Tim Kemenko Polkam menargetkan rekomendasi konkret kepada Presiden RI dan kementerian/lembaga terkait guna memastikan kejadian serupa tidak terulang. Pemerintah pusat juga menyampaikan apresiasi atas kerja keras seluruh unsur SAR yang telah memperpanjang masa pencarian dengan penambahan peralatan.
“Kami berharap tiga korban yang masih dicari dapat segera ditemukan. Ini adalah tanggung jawab negara kepada para korban dan keluarganya,” kata Yade.

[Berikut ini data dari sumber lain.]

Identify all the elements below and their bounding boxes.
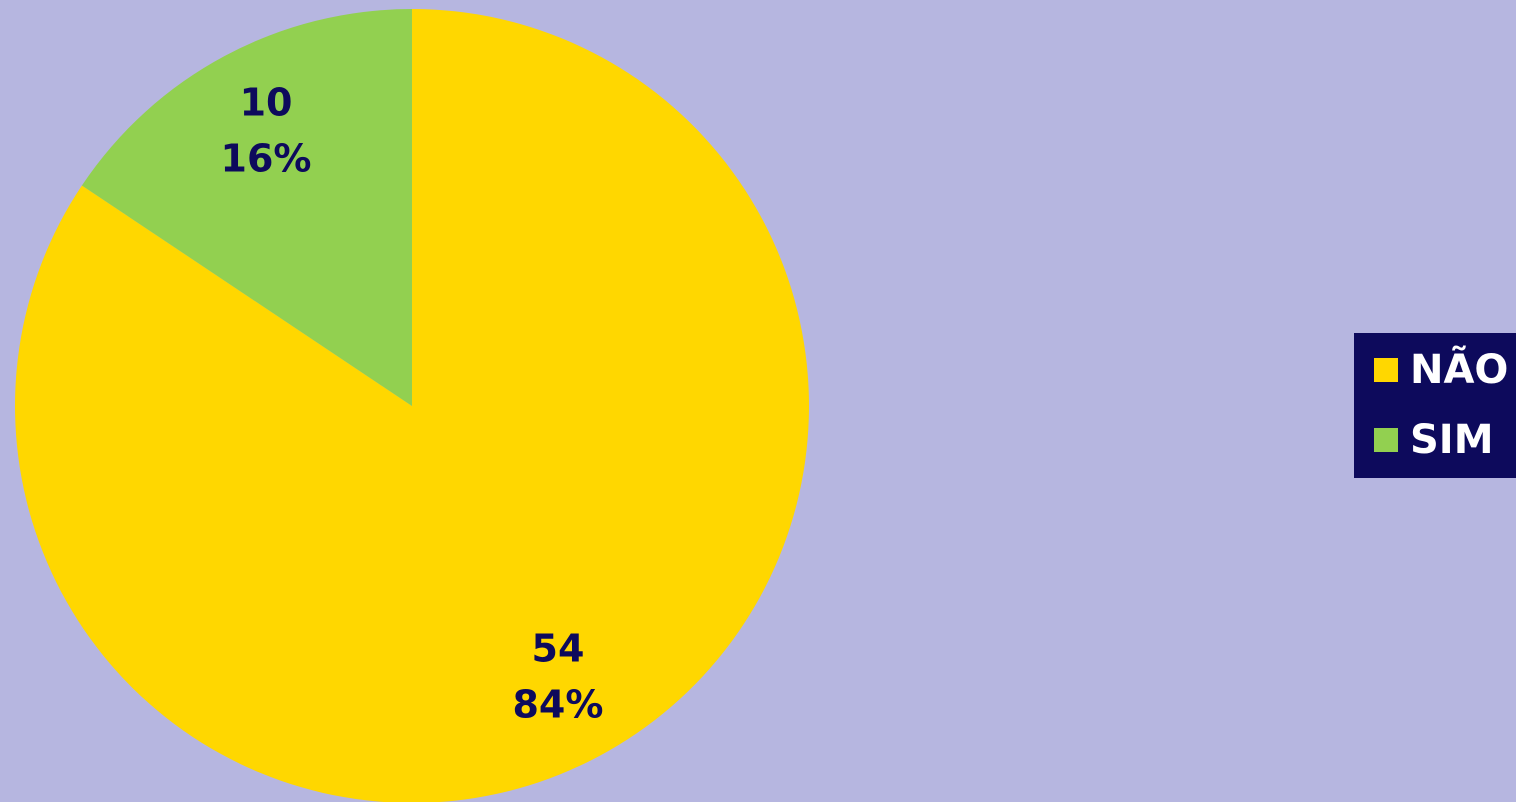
legend-label: NÃO [1410,344,1508,393]
value-label: 10 [240,80,293,124]
value-label: 54 [532,627,585,671]
legend-swatch [1374,428,1398,452]
legend-box [1354,333,1516,478]
percent-label: 84% [512,683,603,727]
percent-label: 16% [221,136,312,180]
pie-slice [15,9,809,802]
pie-slice [81,9,413,406]
legend-label: SIM [1410,417,1494,463]
legend-swatch [1374,358,1398,382]
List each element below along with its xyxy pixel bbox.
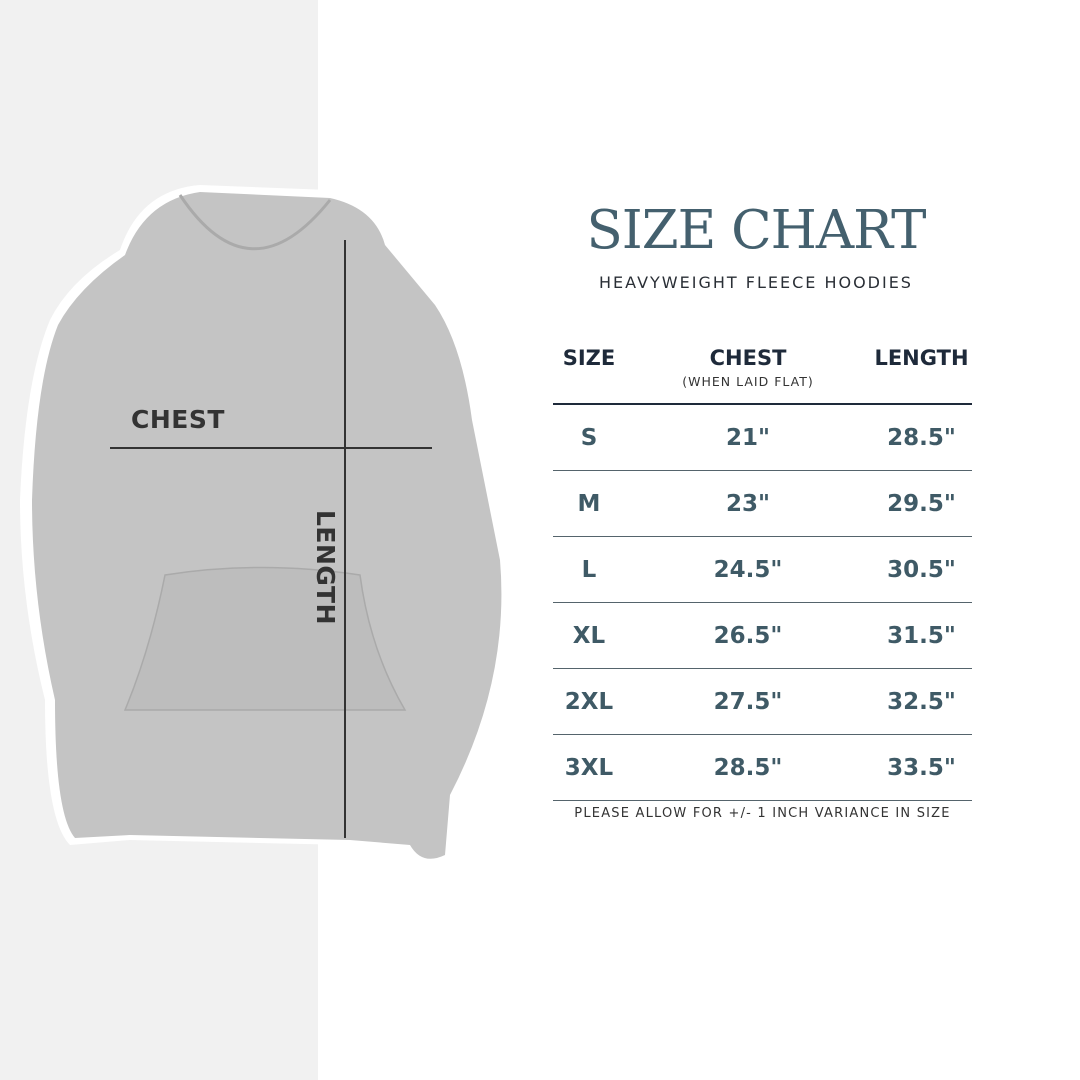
footnote: PLEASE ALLOW FOR +/- 1 INCH VARIANCE IN … [574, 806, 951, 821]
cell-chest: 26.5" [625, 602, 871, 669]
page-title: SIZE CHART [586, 200, 927, 261]
table-row: XL 26.5" 31.5" [553, 602, 972, 669]
cell-chest: 21" [625, 404, 871, 471]
table-row: M 23" 29.5" [553, 470, 972, 537]
size-table: SIZE CHEST (WHEN LAID FLAT) LENGTH S 21" 28… [553, 340, 972, 801]
cell-size: L [553, 536, 625, 603]
hoodie-image [20, 185, 512, 866]
table-header-row: SIZE CHEST (WHEN LAID FLAT) LENGTH [553, 340, 972, 404]
chest-note: (WHEN LAID FLAT) [682, 374, 814, 389]
cell-length: 31.5" [871, 602, 972, 669]
cell-size: 2XL [553, 668, 625, 735]
cell-size: S [553, 404, 625, 471]
cell-length: 30.5" [871, 536, 972, 603]
table-row: 2XL 27.5" 32.5" [553, 668, 972, 735]
header-length: LENGTH [874, 346, 969, 370]
cell-length: 32.5" [871, 668, 972, 735]
chest-label: CHEST [131, 405, 225, 434]
header-size: SIZE [562, 346, 616, 370]
table-row: 3XL 28.5" 33.5" [553, 734, 972, 801]
cell-chest: 23" [625, 470, 871, 537]
cell-size: 3XL [553, 734, 625, 801]
table-row: S 21" 28.5" [553, 404, 972, 471]
cell-size: M [553, 470, 625, 537]
cell-length: 33.5" [871, 734, 972, 801]
cell-length: 29.5" [871, 470, 972, 537]
length-label: LENGTH [311, 510, 340, 625]
header-chest: CHEST (WHEN LAID FLAT) [625, 340, 871, 404]
cell-chest: 28.5" [625, 734, 871, 801]
cell-length: 28.5" [871, 404, 972, 471]
subtitle: HEAVYWEIGHT FLEECE HOODIES [599, 273, 913, 292]
cell-chest: 27.5" [625, 668, 871, 735]
cell-chest: 24.5" [625, 536, 871, 603]
table-row: L 24.5" 30.5" [553, 536, 972, 603]
cell-size: XL [553, 602, 625, 669]
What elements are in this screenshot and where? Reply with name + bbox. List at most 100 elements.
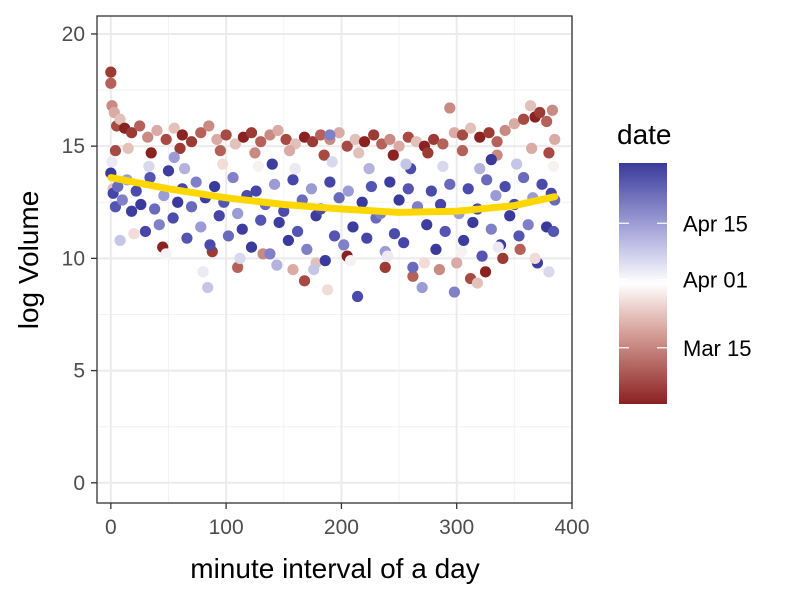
scatter-point: [393, 140, 405, 152]
scatter-point: [513, 230, 525, 242]
x-tick-label: 200: [324, 516, 359, 539]
scatter-point: [217, 158, 229, 170]
scatter-point: [214, 145, 226, 157]
scatter-point: [485, 223, 497, 235]
scatter-point: [185, 136, 198, 148]
scatter-point: [474, 131, 486, 143]
scatter-point: [381, 250, 394, 262]
scatter-point: [514, 243, 526, 256]
scatter-point: [384, 176, 396, 188]
y-tick-label: 5: [73, 360, 85, 383]
scatter-point: [232, 261, 244, 273]
scatter-point: [168, 122, 180, 134]
scatter-point: [467, 216, 479, 229]
scatter-point: [456, 145, 469, 157]
scatter-point: [232, 207, 244, 220]
scatter-point: [384, 133, 396, 146]
scatter-point: [167, 212, 179, 224]
scatter-point: [511, 158, 523, 170]
scatter-point: [476, 250, 488, 262]
scatter-point: [153, 219, 165, 231]
scatter-point: [407, 270, 419, 282]
scatter-point: [448, 286, 461, 298]
scatter-point: [208, 180, 221, 193]
scatter-point: [351, 290, 364, 303]
legend-label: Mar 15: [683, 336, 751, 361]
scatter-point: [142, 131, 154, 143]
y-tick-label: 0: [73, 472, 85, 495]
scatter-point: [541, 115, 553, 128]
scatter-point: [160, 133, 172, 146]
legend-ticks: Apr 15 Apr 01 Mar 15: [619, 211, 751, 361]
scatter-point: [185, 201, 198, 213]
scatter-point: [197, 266, 209, 278]
scatter-point: [524, 100, 537, 112]
scatter-point: [361, 232, 373, 244]
scatter-point: [517, 171, 530, 184]
scatter-point: [122, 142, 134, 155]
scatter-point: [143, 160, 155, 172]
scatter-point: [425, 185, 437, 197]
y-axis-ticks: 0 5 10 15 20: [62, 23, 97, 495]
legend-colorbar: [619, 163, 667, 404]
scatter-point: [379, 261, 391, 273]
scatter-point: [252, 160, 265, 172]
scatter-point: [402, 183, 414, 195]
scatter-point: [125, 205, 138, 217]
scatter-point: [268, 178, 281, 190]
scatter-point: [114, 113, 126, 125]
scatter-point: [283, 145, 296, 157]
scatter-point: [345, 255, 357, 267]
scatter-point: [179, 163, 191, 175]
scatter-point: [245, 127, 258, 139]
y-tick-label: 15: [62, 135, 85, 158]
scatter-point: [289, 163, 301, 175]
scatter-point: [398, 237, 410, 249]
scatter-point: [434, 198, 447, 211]
scatter-point: [149, 203, 161, 215]
scatter-point: [400, 158, 412, 170]
scatter-point: [319, 255, 331, 267]
scatter-point: [249, 147, 261, 159]
scatter-point: [105, 77, 117, 89]
scatter-point: [245, 241, 258, 253]
scatter-point: [471, 277, 484, 289]
scatter-point: [347, 221, 359, 233]
scatter-point: [428, 133, 440, 146]
scatter-point: [292, 225, 304, 238]
minor-grid-lines: [97, 16, 572, 503]
scatter-point: [114, 234, 126, 247]
scatter-point: [437, 138, 449, 150]
scatter-point: [455, 246, 467, 258]
scatter-point: [321, 284, 334, 296]
scatter-point: [145, 147, 157, 159]
scatter-point: [547, 160, 560, 172]
scatter-point: [479, 266, 492, 278]
scatter-point: [160, 248, 172, 260]
scatter-point: [106, 156, 118, 168]
scatter-point: [333, 192, 345, 204]
scatter-point: [229, 138, 241, 150]
scatter-point: [134, 120, 146, 132]
scatter-point: [543, 147, 555, 159]
scatter-point: [236, 223, 248, 235]
x-tick-label: 0: [105, 516, 117, 539]
scatter-point: [105, 66, 117, 78]
scatter-point: [418, 257, 431, 269]
scatter-point: [526, 142, 538, 155]
scatter-point: [326, 156, 338, 168]
scatter-point: [144, 171, 156, 184]
scatter-point: [278, 205, 290, 217]
scatter-point: [139, 225, 152, 238]
scatter-point: [387, 149, 399, 161]
scatter-point: [546, 104, 559, 116]
scatter-point: [522, 219, 534, 231]
scatter-point: [109, 201, 122, 213]
scatter-point: [195, 221, 207, 233]
scatter-point: [112, 180, 124, 193]
scatter-point: [444, 102, 456, 114]
scatter-point: [195, 127, 207, 139]
scatter-point: [181, 232, 193, 244]
plot-panel-background: [97, 16, 572, 503]
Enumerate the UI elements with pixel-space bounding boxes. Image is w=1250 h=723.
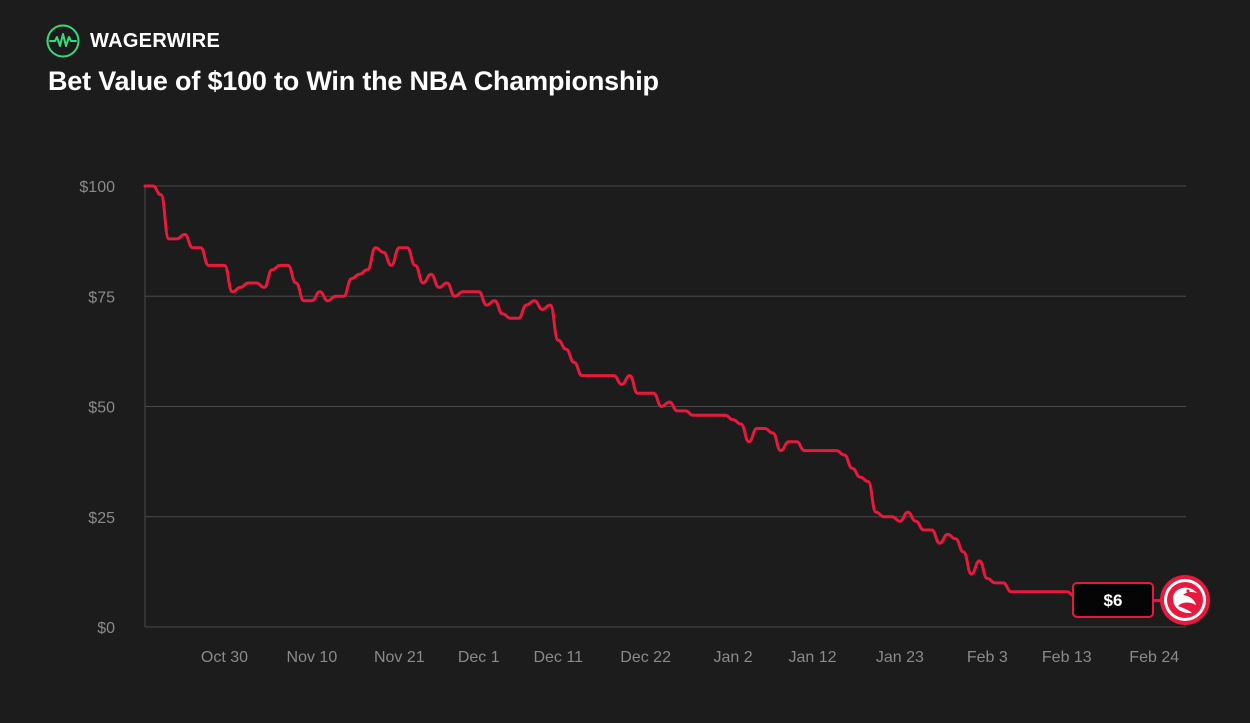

Sebagai informasi, KM Putri Sakinah tenggelam saat berlayar menuju Pulau Padar pada Jumat (26/12/2025). Kapal tersebut membawa empat penumpang, yakni Fernando Martin Carreras bersama tiga anaknya. Hingga berita ini diturunkan, satu korban telah ditemukan, sementara tiga lainnya masih dalam proses pencarian oleh Tim SAR gabungan.
Hasil pemantauan dan rekomendasi tim Kemenko Polkam akan menjadi bahan pelaporan kepada Presiden RI serta dasar penguatan kebijakan keselamatan pelayaran wisata, khususnya di Labuan Bajo sebagai etalase pariwisata Indonesia di mata dunia.